Tuesday, August 28, 2007

Comptitive sport for children is still frowned upon

I have been known to argue that competitive sport has a limited party to play in tackling the problem of child obesity. But there is no doubt that it is great fun for the children who are good at it.

Ministers now make speeches in favour of competition, but it is clear that anti-competitive attitudes are still deeply rooted in many parts of the education system. Mike Selvey described his daughter's experience of the Milton Keynes Primary Schools Athletics Championships in today's Guardian:

At the close of her 800m race, Hannah was leading so far in front that the runner in second place had not yet rounded the crest of the bend and she was within 100m or so of lapping the back marker.

This race was a qualifier, one of two to decide the 800m finalists for the Milton Keynes Primary Schools Athletics Championships. At the start of the following week, her sports teacher rather sheepishly took Hannah to one side and told her that, unfortunately, she had not qualified for the final. Hannah was stunned, absolutely flattened. She had won her heat at a puffless canter.

This was not an isolated anomaly.

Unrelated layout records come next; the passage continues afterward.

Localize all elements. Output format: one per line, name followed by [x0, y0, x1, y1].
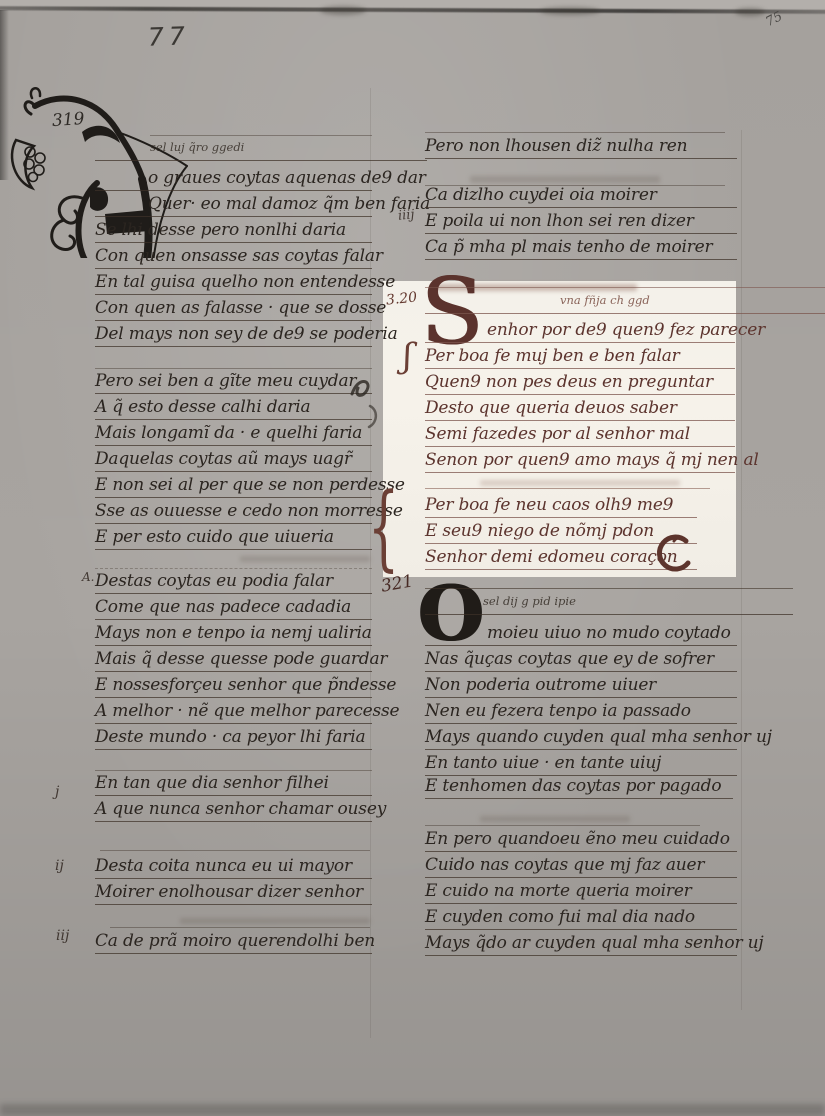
- verse-line: En tal guisa quelho non entendesse: [95, 269, 372, 295]
- page-bottom-shadow: [0, 1104, 825, 1116]
- stanza-319-3: Destas coytas eu podia falarCome que nas…: [95, 568, 372, 750]
- verse-line: E cuido na morte queria moirer: [425, 878, 737, 904]
- verse-line: E cuyden como fui mal dia nado: [425, 904, 737, 930]
- fiinda-319-1: En tan que dia senhor filheiA que nunca …: [95, 770, 372, 822]
- fiinda-brace: {: [368, 484, 399, 571]
- verse-line: Pero non lhousen diz̃ nulha ren: [425, 133, 737, 159]
- erased-text-smudge: [180, 918, 370, 924]
- verse-line: E nossesforçeu senhor que p̃ndesse: [95, 672, 372, 698]
- paragraph-mark: ʃ: [403, 336, 412, 376]
- verse-line: Desto que queria deuos saber: [425, 395, 735, 421]
- verse-line: Desta coita nunca eu ui mayor: [95, 853, 372, 879]
- verse-line: E per esto cuido que uiueria: [95, 524, 372, 550]
- verse-line: moieu uiuo no mudo coytado: [425, 620, 737, 646]
- verse-line: o graues coytas aquenas de9 dar: [95, 165, 372, 191]
- ornament-curl: [648, 533, 694, 577]
- verse-line: A q̃ esto desse calhi daria: [95, 394, 372, 420]
- verse-line: Destas coytas eu podia falar: [95, 568, 372, 594]
- fiinda-numeral-1: j: [55, 784, 59, 800]
- fiinda-319-2: Desta coita nunca eu ui mayorMoirer enol…: [95, 853, 372, 905]
- rubric-321: sel dij g pid ipie: [425, 588, 793, 615]
- verse-line: Pero sei ben a gĩte meu cuydar: [95, 368, 372, 394]
- verse-line: Come que nas padece cadadia: [95, 594, 372, 620]
- refrain-321: E tenhomen das coytas por pagado: [425, 773, 733, 799]
- verse-line: Cuido nas coytas que mj faz auer: [425, 852, 737, 878]
- stanza-319-2: Pero sei ben a gĩte meu cuydarA q̃ esto …: [95, 368, 372, 550]
- song-number-320: 3.20: [385, 289, 418, 308]
- erased-text-smudge: [240, 556, 370, 562]
- verse-line: Nas q̃uças coytas que ey de sofrer: [425, 646, 737, 672]
- stanza-320: enhor por de9 quen9 fez parecerPer boa f…: [425, 317, 735, 473]
- verse-line: Mais q̃ desse quesse pode guardar: [95, 646, 372, 672]
- verse-line: Moirer enolhousar dizer senhor: [95, 879, 372, 905]
- verse-line: A que nunca senhor chamar ousey: [95, 796, 372, 822]
- verse-line: Daquelas coytas aũ mays uagr̃: [95, 446, 372, 472]
- rubric-319: sel luj q̃ro ggedi: [95, 135, 427, 161]
- rubric-320: vna fñja ch ggd: [425, 287, 825, 314]
- stanza-321-1: moieu uiuo no mudo coytadoNas q̃uças coy…: [425, 620, 737, 776]
- verse-line: E poila ui non lhon sei ren dizer: [425, 208, 737, 234]
- erased-text-smudge: [480, 816, 630, 822]
- verse-line: Mays non e tenpo ia nemj ualiria: [95, 620, 372, 646]
- verse-line: Mais longamĩ da · e quelhi faria: [95, 420, 372, 446]
- verse-line: Ca dizlho cuydei oia moirer: [425, 182, 737, 208]
- fiinda-numeral-3: iij: [56, 928, 69, 944]
- verse-line: Con quen as falasse · que se dosse: [95, 295, 372, 321]
- verse-line: Del mays non sey de de9 se poderia: [95, 321, 372, 347]
- verse-line: Nen eu fezera tenpo ia passado: [425, 698, 737, 724]
- verse-line: Mays quando cuyden qual mha senhor uj: [425, 724, 737, 750]
- verse-line: Mays q̃do ar cuyden qual mha senhor uj: [425, 930, 737, 956]
- stanza-margin-mark: A.: [82, 570, 94, 584]
- verse-line: En tan que dia senhor filhei: [95, 770, 372, 796]
- verse-line: Sse as ouuesse e cedo non morresse: [95, 498, 372, 524]
- stanza-321-2: En pero quandoeu ẽno meu cuidadoCuido na…: [425, 826, 737, 956]
- verse-line: Con quen onsasse sas coytas falar: [95, 243, 372, 269]
- carryover-stanza-319: Ca dizlho cuydei oia moirerE poila ui no…: [425, 182, 737, 260]
- verse-line: Quer· eo mal damoz q̃m ben faria: [95, 191, 372, 217]
- verse-line: Senon por quen9 amo mays q̃ mj nen al: [425, 447, 735, 473]
- verse-line: Ca p̃ mha pl mais tenho de moirer: [425, 234, 737, 260]
- page-crease: [741, 130, 742, 1010]
- verse-line: E non sei al per que se non perdesse: [95, 472, 372, 498]
- song-number-319: 319: [51, 109, 85, 131]
- edge-stain: [320, 6, 366, 15]
- edge-stain: [735, 8, 765, 16]
- verse-line: Semi fazedes por al senhor mal: [425, 421, 735, 447]
- verse-line: enhor por de9 quen9 fez parecer: [425, 317, 735, 343]
- verse-line: E tenhomen das coytas por pagado: [425, 773, 733, 799]
- margin-doodle: [346, 372, 382, 432]
- manuscript-page: 77 75 319: [0, 0, 825, 1116]
- verse-line: Non poderia outrome uiuer: [425, 672, 737, 698]
- stanza-319-1: o graues coytas aquenas de9 darQuer· eo …: [95, 165, 372, 347]
- verse-line: Deste mundo · ca peyor lhi faria: [95, 724, 372, 750]
- verse-line: Ca de prã moiro querendolhi ben: [95, 928, 372, 954]
- edge-stain: [540, 7, 600, 15]
- fiinda-319-3: Ca de prã moiro querendolhi ben: [95, 928, 372, 954]
- ruling-line: [425, 488, 710, 489]
- verse-line: Se lhi desse pero nonlhi daria: [95, 217, 372, 243]
- verse-line: Per boa fe neu caos olh9 me9: [425, 492, 697, 518]
- fiinda-numeral-2: ij: [55, 858, 64, 874]
- carryover-line-319: Pero non lhousen diz̃ nulha ren: [425, 133, 737, 159]
- verse-line: En pero quandoeu ẽno meu cuidado: [425, 826, 737, 852]
- verse-line: A melhor · nẽ que melhor parecesse: [95, 698, 372, 724]
- ruling-line: [100, 850, 370, 851]
- verse-line: Quen9 non pes deus en preguntar: [425, 369, 735, 395]
- verse-line: Per boa fe muj ben e ben falar: [425, 343, 735, 369]
- erased-text-smudge: [480, 480, 680, 486]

Her friend won a very competitive 200m race, but she too failed to qualify, as did two of the four relay teams entered by the school, despite a clean sweep. Throwers conceded places to those who qualified behind them. Runners saw stragglers' names in the finals list.

1 comment:

Tristan said...

Ugh. That is ridiculous. Those who have talent should be encouraged. Those who don't shouldn't be pandered to (its a hard lesson we all have to learn).
When it comes to qualifying for an event how can you justify sending someone who is not as good?

There are times when you might not put the best forward for something. Say there's a place on a weekend course for a sport, you might not send the best at that sport, you would want to send the child who will benefit most from it - which may well be someone who'll benefit socially or in their confidence, or someone who's parents don't push them so much.